On pourrait disserter longtemps à propos de Dementia, mais cela serait inutile tant ses interprétations peuvent être multiples. Histoire de mettre tout le monde d'accord et de roder les fins esprits que vous êtes sur la même base, disons qu'en fin de compte, Dementia est un film vivant, une drôle de chose capable de se "muer", de se "métamorphoser", de se "changer" en une œuvre différente selon l'état, l'humeur, le caractère, les connaissances, voire les goûts du spectateur le visionnant.
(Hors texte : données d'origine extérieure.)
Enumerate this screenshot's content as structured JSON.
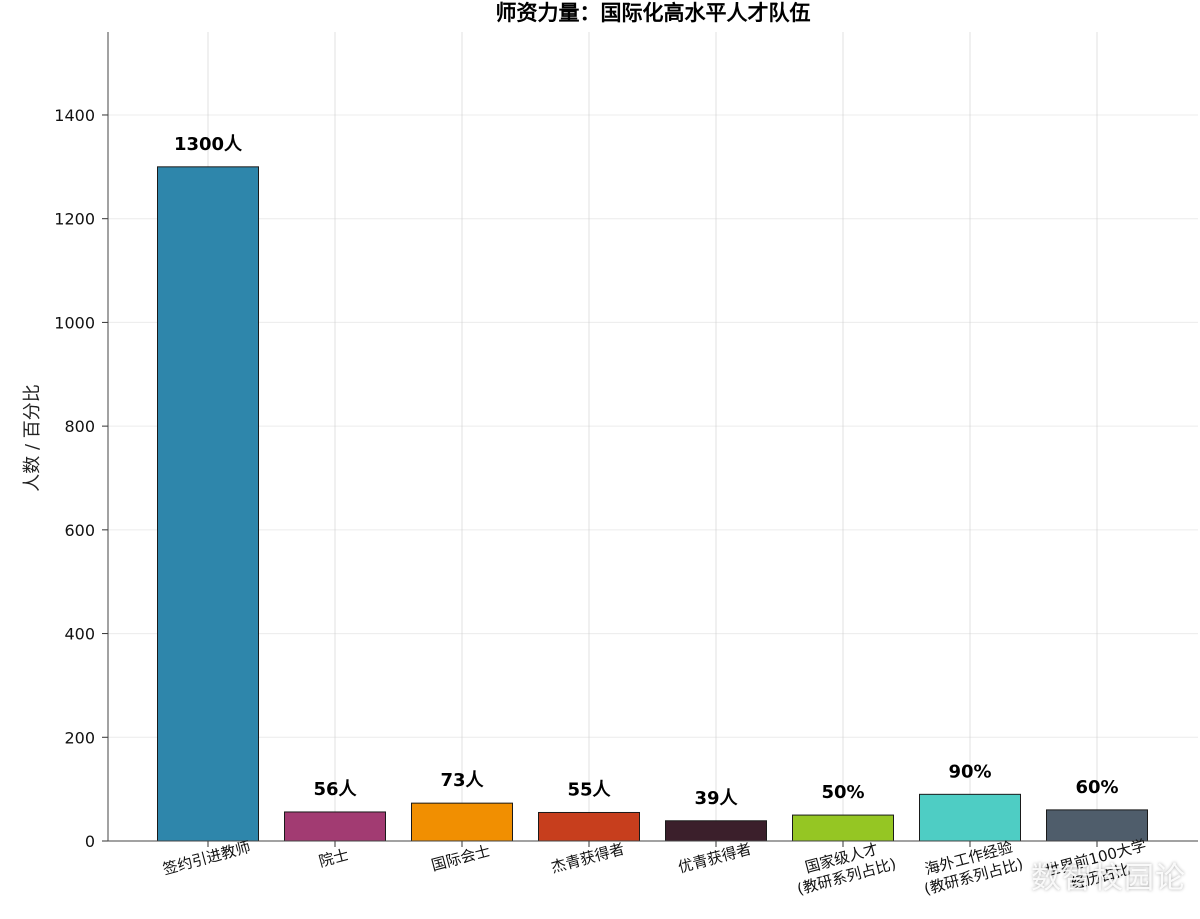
{
  "chart_data": {
    "type": "bar",
    "title": "师资力量：国际化高水平人才队伍",
    "ylabel": "人数 / 百分比",
    "xlabel": "",
    "ylim": [
      0,
      1560
    ],
    "yticks": [
      0,
      200,
      400,
      600,
      800,
      1000,
      1200,
      1400
    ],
    "grid": true,
    "categories": [
      [
        "签约引进教师"
      ],
      [
        "院士"
      ],
      [
        "国际会士"
      ],
      [
        "杰青获得者"
      ],
      [
        "优青获得者"
      ],
      [
        "国家级人才",
        "(教研系列占比)"
      ],
      [
        "海外工作经验",
        "(教研系列占比)"
      ],
      [
        "世界前100大学",
        "经历占比"
      ]
    ],
    "values": [
      1300,
      56,
      73,
      55,
      39,
      50,
      90,
      60
    ],
    "data_labels": [
      "1300人",
      "56人",
      "73人",
      "55人",
      "39人",
      "50%",
      "90%",
      "60%"
    ],
    "colors": [
      "#2e86ab",
      "#a23b72",
      "#f18f01",
      "#c73e1d",
      "#3b1f2b",
      "#95c623",
      "#4ecdc4",
      "#4f5d6b"
    ]
  },
  "watermark": "数智校园论"
}
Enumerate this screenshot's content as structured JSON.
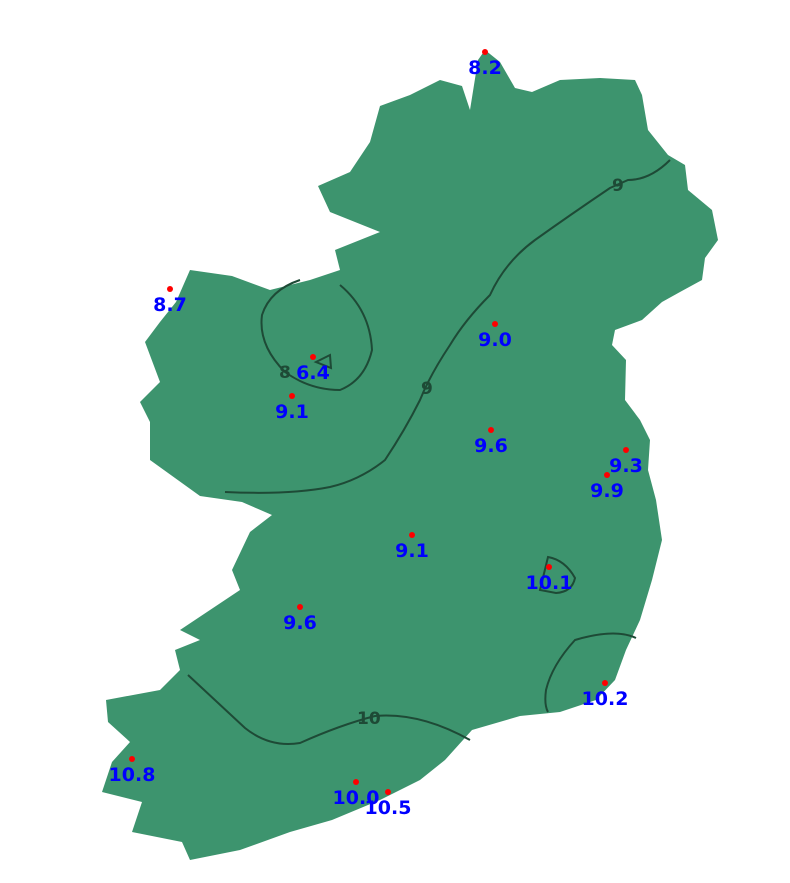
{
  "colors": {
    "land": "#3d946e",
    "contour": "#1e4a36",
    "station": "#ff0000",
    "label": "#0000ff"
  },
  "stations": [
    {
      "value": "8.2"
    },
    {
      "value": "8.7"
    },
    {
      "value": "9.0"
    },
    {
      "value": "6.4"
    },
    {
      "value": "9.1"
    },
    {
      "value": "9.6"
    },
    {
      "value": "9.3"
    },
    {
      "value": "9.9"
    },
    {
      "value": "9.1"
    },
    {
      "value": "10.1"
    },
    {
      "value": "9.6"
    },
    {
      "value": "10.2"
    },
    {
      "value": "10.8"
    },
    {
      "value": "10.0"
    },
    {
      "value": "10.5"
    }
  ],
  "contour_labels": [
    "9",
    "8",
    "9",
    "10"
  ]
}
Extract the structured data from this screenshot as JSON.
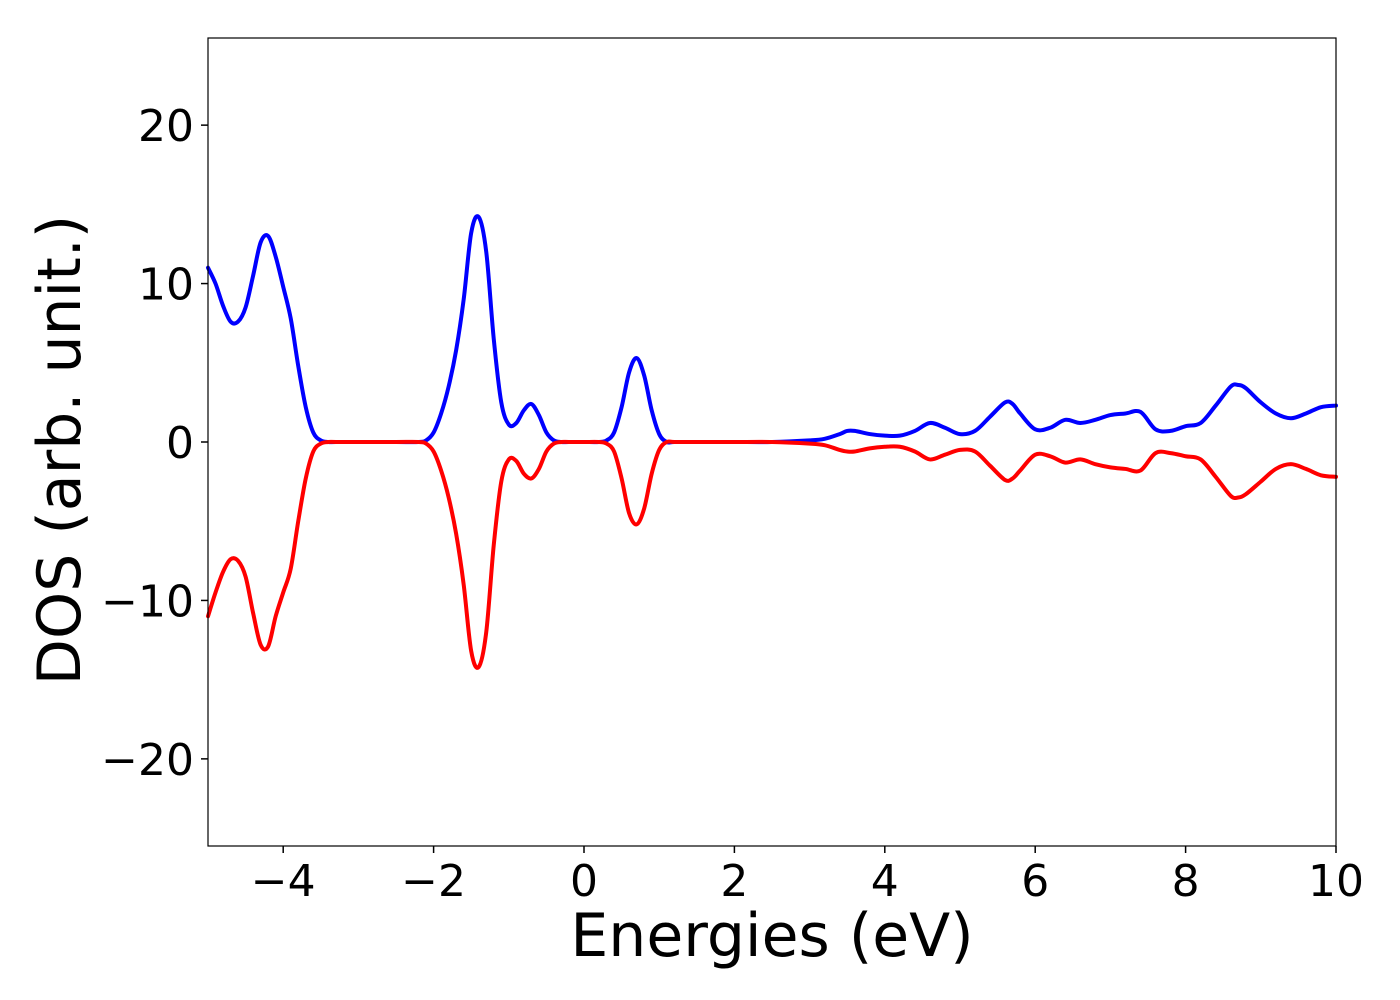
{
  "chart_data": {
    "type": "line",
    "title": "",
    "xlabel": "Energies (eV)",
    "ylabel": "DOS (arb. unit.)",
    "xlim": [
      -5,
      10
    ],
    "ylim": [
      -25.5,
      25.5
    ],
    "xticks": [
      -4,
      -2,
      0,
      2,
      4,
      6,
      8,
      10
    ],
    "xtick_labels": [
      "−4",
      "−2",
      "0",
      "2",
      "4",
      "6",
      "8",
      "10"
    ],
    "yticks": [
      -20,
      -10,
      0,
      10,
      20
    ],
    "ytick_labels": [
      "−20",
      "−10",
      "0",
      "10",
      "20"
    ],
    "grid": false,
    "legend": "none",
    "series": [
      {
        "color": "#0000ff",
        "x": [
          -5.0,
          -4.9,
          -4.8,
          -4.7,
          -4.6,
          -4.5,
          -4.4,
          -4.3,
          -4.2,
          -4.1,
          -4.0,
          -3.9,
          -3.8,
          -3.7,
          -3.6,
          -3.5,
          -3.4,
          -3.3,
          -3.0,
          -2.5,
          -2.2,
          -2.1,
          -2.0,
          -1.9,
          -1.8,
          -1.7,
          -1.6,
          -1.5,
          -1.4,
          -1.3,
          -1.2,
          -1.1,
          -1.0,
          -0.9,
          -0.8,
          -0.7,
          -0.6,
          -0.5,
          -0.4,
          -0.3,
          -0.2,
          0.0,
          0.2,
          0.3,
          0.4,
          0.5,
          0.6,
          0.7,
          0.8,
          0.9,
          1.0,
          1.1,
          1.2,
          1.5,
          2.0,
          2.5,
          3.0,
          3.2,
          3.4,
          3.5,
          3.6,
          3.8,
          4.0,
          4.2,
          4.4,
          4.6,
          4.8,
          5.0,
          5.2,
          5.4,
          5.6,
          5.7,
          5.8,
          6.0,
          6.2,
          6.4,
          6.6,
          6.8,
          7.0,
          7.2,
          7.4,
          7.6,
          7.8,
          8.0,
          8.2,
          8.4,
          8.6,
          8.7,
          8.8,
          9.0,
          9.2,
          9.4,
          9.6,
          9.8,
          10.0
        ],
        "y": [
          11.0,
          10.0,
          8.6,
          7.6,
          7.6,
          8.5,
          10.5,
          12.6,
          13.0,
          11.7,
          9.8,
          7.8,
          4.8,
          2.2,
          0.6,
          0.1,
          0.0,
          0.0,
          0.0,
          0.0,
          0.0,
          0.1,
          0.6,
          1.8,
          3.5,
          5.8,
          9.0,
          13.2,
          14.2,
          12.0,
          6.5,
          2.5,
          1.1,
          1.2,
          2.0,
          2.4,
          1.7,
          0.6,
          0.1,
          0.0,
          0.0,
          0.0,
          0.0,
          0.1,
          0.6,
          2.2,
          4.4,
          5.3,
          4.2,
          2.0,
          0.5,
          0.0,
          0.0,
          0.0,
          0.0,
          0.0,
          0.1,
          0.2,
          0.5,
          0.7,
          0.7,
          0.5,
          0.4,
          0.4,
          0.7,
          1.2,
          0.9,
          0.5,
          0.7,
          1.6,
          2.5,
          2.4,
          1.8,
          0.8,
          0.9,
          1.4,
          1.2,
          1.4,
          1.7,
          1.8,
          1.9,
          0.8,
          0.7,
          1.0,
          1.2,
          2.3,
          3.5,
          3.6,
          3.4,
          2.5,
          1.8,
          1.5,
          1.8,
          2.2,
          2.3
        ]
      },
      {
        "color": "#ff0000",
        "x": [
          -5.0,
          -4.9,
          -4.8,
          -4.7,
          -4.6,
          -4.5,
          -4.4,
          -4.3,
          -4.2,
          -4.1,
          -4.0,
          -3.9,
          -3.8,
          -3.7,
          -3.6,
          -3.5,
          -3.4,
          -3.3,
          -3.0,
          -2.5,
          -2.2,
          -2.1,
          -2.0,
          -1.9,
          -1.8,
          -1.7,
          -1.6,
          -1.5,
          -1.4,
          -1.3,
          -1.2,
          -1.1,
          -1.0,
          -0.9,
          -0.8,
          -0.7,
          -0.6,
          -0.5,
          -0.4,
          -0.3,
          -0.2,
          0.0,
          0.2,
          0.3,
          0.4,
          0.5,
          0.6,
          0.7,
          0.8,
          0.9,
          1.0,
          1.1,
          1.2,
          1.5,
          2.0,
          2.5,
          3.0,
          3.2,
          3.4,
          3.5,
          3.6,
          3.8,
          4.0,
          4.2,
          4.4,
          4.6,
          4.8,
          5.0,
          5.2,
          5.4,
          5.6,
          5.7,
          5.8,
          6.0,
          6.2,
          6.4,
          6.6,
          6.8,
          7.0,
          7.2,
          7.4,
          7.6,
          7.8,
          8.0,
          8.2,
          8.4,
          8.6,
          8.7,
          8.8,
          9.0,
          9.2,
          9.4,
          9.6,
          9.8,
          10.0
        ],
        "y": [
          -11.0,
          -9.5,
          -8.2,
          -7.4,
          -7.5,
          -8.5,
          -10.8,
          -12.8,
          -12.9,
          -11.0,
          -9.5,
          -8.0,
          -5.0,
          -2.3,
          -0.6,
          -0.1,
          0.0,
          0.0,
          0.0,
          0.0,
          0.0,
          -0.1,
          -0.6,
          -1.8,
          -3.5,
          -5.8,
          -9.0,
          -13.2,
          -14.2,
          -12.0,
          -6.5,
          -2.5,
          -1.1,
          -1.2,
          -2.0,
          -2.3,
          -1.7,
          -0.6,
          -0.1,
          0.0,
          0.0,
          0.0,
          0.0,
          -0.1,
          -0.6,
          -2.3,
          -4.5,
          -5.2,
          -4.2,
          -2.0,
          -0.5,
          0.0,
          0.0,
          0.0,
          0.0,
          0.0,
          -0.1,
          -0.2,
          -0.5,
          -0.6,
          -0.6,
          -0.4,
          -0.3,
          -0.3,
          -0.6,
          -1.1,
          -0.8,
          -0.5,
          -0.6,
          -1.5,
          -2.4,
          -2.3,
          -1.8,
          -0.8,
          -0.9,
          -1.3,
          -1.1,
          -1.4,
          -1.6,
          -1.7,
          -1.8,
          -0.7,
          -0.7,
          -0.9,
          -1.1,
          -2.2,
          -3.4,
          -3.5,
          -3.3,
          -2.5,
          -1.7,
          -1.4,
          -1.7,
          -2.1,
          -2.2
        ]
      }
    ]
  }
}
Il est de ces métrages que l'on peut aisément qualifier d'OFNI : fascinant, déroutant, innovant, surprenant, qu'importe, la question qui subsiste à la fin demeure la même: qu'est-il ? Un produit hallucinogène? L'oeuvre d'un fou? Un ultime navet ?
Qu'il garde son secret, son silence originel (clin d'oeil au silence des films expressionnistes allemands tels que "Nosferatu" ou le "Cabinet du Docteur Caligari" ?), comme si son errance et l'oubli auquel il fut condamné lui avaient à tout jamais ôté la parole, s'impose tel un ultime mystère nous prévenant que nos recherches à son propos seront vaines. D'une séquence quasi expressionniste dans un cimetière à des relations inter-personnages floues, d'un montage final dans un bar de jazz (dans lequel on peut apercevoir Shorty Rogers en leader) où les plans se succèdent à une vitesse assez folle pour l'époque , à des poursuites à l'ombre des réverbères, chaque élément est là pour témoigner d'une sorte de génie d'avant-garde, innocent, pur, où la mise en scène, brillante, aux côtés de la terrifiante B.O de George Antheil, ne sont qu'accessoires vis-à-vis de l'expérience qu'il génère.

 

 

John Parker aura beau en dérouter beaucoup, il compose ici un rêve / cauchemar d'une grande beauté unique en son genre.